Fernando Alonso returns to race on home soil this weekend hoping for an unlikely resurrection of the form and pace that delivered his and Ferrari's last victory.
That came a year ago in the 2013 Spanish Grand Prix at the Circuit de Catalunya where the two-time world champion won ahead of Kimi Raikkonen, then of Lotus, and Felipe Massa in the second Ferrari. (Also read: Can rivals catch up with Mercedes in Spain?)
A repeat of that result would delight not only local Spanish fans, but also deliver a Ferrari one-two as Raikkonen joined the Italian 'scuderia' this season for a second time.
It would also please Williams fans, too, as the much-improved British team is now home for the likeable Massa.
A year ago, the race may have been won by Alonso, but qualifying was dominated by the fast Mercedes pairing of Nico Rosberg and Lewis Hamilton, who took the front row.
Rosberg led for 10 laps, before he fell away and finished sixth behind the two Red Bulls -- a scenario that is less likely this season since Mercedes have won all four of the opening 'flyaway' races ahead of this opening round of the European part of the season.
This year has seen not only Mercedes domination with Hamilton reeling off three straight wins following Rosberg's opening triumph in Australia, but also a solid consistency from Alonso in the chasing Ferrari.
It has also witnessed Red Bull sliding out of contention for victories, a scenario that may change this weekend as the Milton Keynes outfit, along with the rest, will introduce a raft of car and engine updates for what is often a dull and predictable spectacle.
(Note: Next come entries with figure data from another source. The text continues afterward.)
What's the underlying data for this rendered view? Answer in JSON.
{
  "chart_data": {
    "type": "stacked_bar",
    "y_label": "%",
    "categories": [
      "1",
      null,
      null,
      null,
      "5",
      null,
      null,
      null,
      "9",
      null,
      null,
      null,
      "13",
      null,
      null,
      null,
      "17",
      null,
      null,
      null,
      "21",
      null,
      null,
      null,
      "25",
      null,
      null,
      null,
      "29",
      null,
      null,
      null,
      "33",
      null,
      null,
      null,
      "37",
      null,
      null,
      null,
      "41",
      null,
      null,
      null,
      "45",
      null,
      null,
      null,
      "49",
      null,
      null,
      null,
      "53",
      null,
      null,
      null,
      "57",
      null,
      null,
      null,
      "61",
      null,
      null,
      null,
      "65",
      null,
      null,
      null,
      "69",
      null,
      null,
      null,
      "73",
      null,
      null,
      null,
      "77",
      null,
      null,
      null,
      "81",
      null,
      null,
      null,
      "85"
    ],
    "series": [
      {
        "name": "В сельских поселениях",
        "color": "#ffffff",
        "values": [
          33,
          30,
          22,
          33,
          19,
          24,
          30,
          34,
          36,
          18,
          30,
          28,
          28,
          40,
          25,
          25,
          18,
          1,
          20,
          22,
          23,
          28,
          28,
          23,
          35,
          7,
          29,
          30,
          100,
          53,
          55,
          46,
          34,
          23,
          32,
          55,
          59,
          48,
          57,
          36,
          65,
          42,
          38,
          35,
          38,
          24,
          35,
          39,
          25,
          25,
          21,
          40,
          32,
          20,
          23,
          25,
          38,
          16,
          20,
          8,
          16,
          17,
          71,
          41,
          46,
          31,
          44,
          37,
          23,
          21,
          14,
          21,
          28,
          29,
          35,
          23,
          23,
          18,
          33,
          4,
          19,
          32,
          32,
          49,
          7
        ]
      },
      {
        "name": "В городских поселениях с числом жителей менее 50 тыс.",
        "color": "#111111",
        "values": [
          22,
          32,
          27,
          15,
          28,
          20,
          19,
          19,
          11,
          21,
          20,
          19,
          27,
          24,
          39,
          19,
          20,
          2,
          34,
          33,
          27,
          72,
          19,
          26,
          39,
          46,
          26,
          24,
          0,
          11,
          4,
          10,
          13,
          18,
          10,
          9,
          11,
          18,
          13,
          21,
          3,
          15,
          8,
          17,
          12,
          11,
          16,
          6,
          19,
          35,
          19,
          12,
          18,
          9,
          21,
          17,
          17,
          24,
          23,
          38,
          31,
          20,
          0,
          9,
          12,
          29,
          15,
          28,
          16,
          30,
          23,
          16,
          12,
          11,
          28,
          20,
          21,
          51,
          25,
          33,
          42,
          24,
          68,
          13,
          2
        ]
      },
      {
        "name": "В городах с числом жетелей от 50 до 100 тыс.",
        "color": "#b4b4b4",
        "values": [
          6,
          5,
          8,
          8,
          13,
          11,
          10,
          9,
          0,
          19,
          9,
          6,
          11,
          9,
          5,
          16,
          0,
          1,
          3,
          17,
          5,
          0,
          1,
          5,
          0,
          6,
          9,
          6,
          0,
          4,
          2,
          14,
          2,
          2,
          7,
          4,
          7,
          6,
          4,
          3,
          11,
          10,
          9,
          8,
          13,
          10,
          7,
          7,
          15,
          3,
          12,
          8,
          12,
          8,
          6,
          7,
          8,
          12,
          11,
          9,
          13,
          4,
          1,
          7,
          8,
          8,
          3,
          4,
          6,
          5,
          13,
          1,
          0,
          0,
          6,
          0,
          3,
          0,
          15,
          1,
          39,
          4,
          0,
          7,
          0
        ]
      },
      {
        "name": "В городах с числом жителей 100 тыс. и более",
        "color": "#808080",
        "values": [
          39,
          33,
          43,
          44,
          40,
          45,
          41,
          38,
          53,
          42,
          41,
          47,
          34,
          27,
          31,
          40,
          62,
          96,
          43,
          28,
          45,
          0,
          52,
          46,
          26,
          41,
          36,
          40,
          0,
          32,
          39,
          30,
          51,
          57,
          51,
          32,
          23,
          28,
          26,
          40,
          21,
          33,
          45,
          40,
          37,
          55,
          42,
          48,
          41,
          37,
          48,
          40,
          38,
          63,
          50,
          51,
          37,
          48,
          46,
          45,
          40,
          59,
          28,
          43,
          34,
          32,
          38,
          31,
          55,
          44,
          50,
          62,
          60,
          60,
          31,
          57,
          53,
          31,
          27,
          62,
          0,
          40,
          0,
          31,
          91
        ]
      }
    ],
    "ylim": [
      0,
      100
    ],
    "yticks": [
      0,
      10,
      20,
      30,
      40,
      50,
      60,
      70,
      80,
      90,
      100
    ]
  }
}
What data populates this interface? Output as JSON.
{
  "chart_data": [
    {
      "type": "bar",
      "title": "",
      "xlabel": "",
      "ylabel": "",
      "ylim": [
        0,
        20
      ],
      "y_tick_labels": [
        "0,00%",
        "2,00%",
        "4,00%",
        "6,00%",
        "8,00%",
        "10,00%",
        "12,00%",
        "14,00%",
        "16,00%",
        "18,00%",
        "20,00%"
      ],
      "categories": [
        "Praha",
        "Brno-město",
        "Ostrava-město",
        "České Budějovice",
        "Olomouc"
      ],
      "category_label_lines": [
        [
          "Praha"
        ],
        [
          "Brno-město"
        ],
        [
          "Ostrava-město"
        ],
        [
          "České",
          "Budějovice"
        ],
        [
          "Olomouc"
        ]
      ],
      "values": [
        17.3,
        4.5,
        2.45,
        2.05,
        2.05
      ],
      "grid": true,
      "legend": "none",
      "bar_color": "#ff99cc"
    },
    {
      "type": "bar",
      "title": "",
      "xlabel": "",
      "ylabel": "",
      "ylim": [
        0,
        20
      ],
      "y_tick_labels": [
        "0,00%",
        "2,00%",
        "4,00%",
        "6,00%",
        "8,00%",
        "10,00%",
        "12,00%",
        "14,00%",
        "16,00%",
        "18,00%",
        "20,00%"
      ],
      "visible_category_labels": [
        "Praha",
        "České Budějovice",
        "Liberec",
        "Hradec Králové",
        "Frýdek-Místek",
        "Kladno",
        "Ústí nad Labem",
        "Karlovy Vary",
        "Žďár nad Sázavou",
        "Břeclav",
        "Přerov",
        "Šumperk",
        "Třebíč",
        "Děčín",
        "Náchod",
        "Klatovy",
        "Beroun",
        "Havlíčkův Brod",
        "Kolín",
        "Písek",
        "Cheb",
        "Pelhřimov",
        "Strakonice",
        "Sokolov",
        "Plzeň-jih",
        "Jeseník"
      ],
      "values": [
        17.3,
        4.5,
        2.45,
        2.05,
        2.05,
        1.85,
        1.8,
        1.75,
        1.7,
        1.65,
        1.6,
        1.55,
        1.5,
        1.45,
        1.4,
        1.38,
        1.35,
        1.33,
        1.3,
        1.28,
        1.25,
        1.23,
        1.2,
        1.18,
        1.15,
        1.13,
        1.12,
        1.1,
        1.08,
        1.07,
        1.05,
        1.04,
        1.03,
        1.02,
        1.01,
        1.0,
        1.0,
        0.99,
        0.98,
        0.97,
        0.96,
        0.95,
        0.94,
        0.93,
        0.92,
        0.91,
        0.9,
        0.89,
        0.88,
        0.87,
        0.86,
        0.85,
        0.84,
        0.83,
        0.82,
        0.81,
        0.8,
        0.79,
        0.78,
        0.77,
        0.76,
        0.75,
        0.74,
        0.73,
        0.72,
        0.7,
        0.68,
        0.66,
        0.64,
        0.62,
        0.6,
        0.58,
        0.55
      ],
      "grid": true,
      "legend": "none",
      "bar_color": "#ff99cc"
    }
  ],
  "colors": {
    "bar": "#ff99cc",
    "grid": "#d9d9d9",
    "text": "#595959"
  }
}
Aware of this threat to their supremacy -- they lead the title race with 154 points to Red Bull's 57 while their drivers also head the drivers' standings with Rosberg on 79 and Hamilton on 75 -- Mercedes have also focused on improving performance.
The Spanish race comes three weeks after the Chinese Grand Prix and that gap has allowed everyone to work on developing their machines.
Mercedes have struggled to compete in the 'development race' since returning to F1 in 2010, but both Hamilton and Rosberg believe they have what is needed to stay on top.
"We're not sitting comfortably -- we know we've got more work to do," said Hamilton.
"We are quicker on the straights, but the Red Bull is very, very quick though the high-speed (corners), which tells me they maybe have a little bit more down-force than us.
"Last year there was a massive gap. We've definitely closed that up, but I think we can do a better job, so we're going to keep pushing."
Rosberg said: "It's taken four and a half years, but we really have a strong team now. Starting with Toto (Wolff) and Paddy (Lowe) at the top, I think we have a good structure all the way.
"This year's development race will be much more extreme than we've seen in recent years, because the regulations are so new."
Talking about their in-team duel, Hamilton added: "Nico is driving really well, he's pushing me very hard and keeping me on my toes.
"We're going to see from race to race, there are going to be times when he's going to be quicker and I'm going to be quicker, as we saw last year.
"What I'm really trying to focus on is those circuits where I am maybe weaker, or not as close to him. I want to close that gap. (It's) damage limitation (for me) on those races and I think Bahrain was one of those races."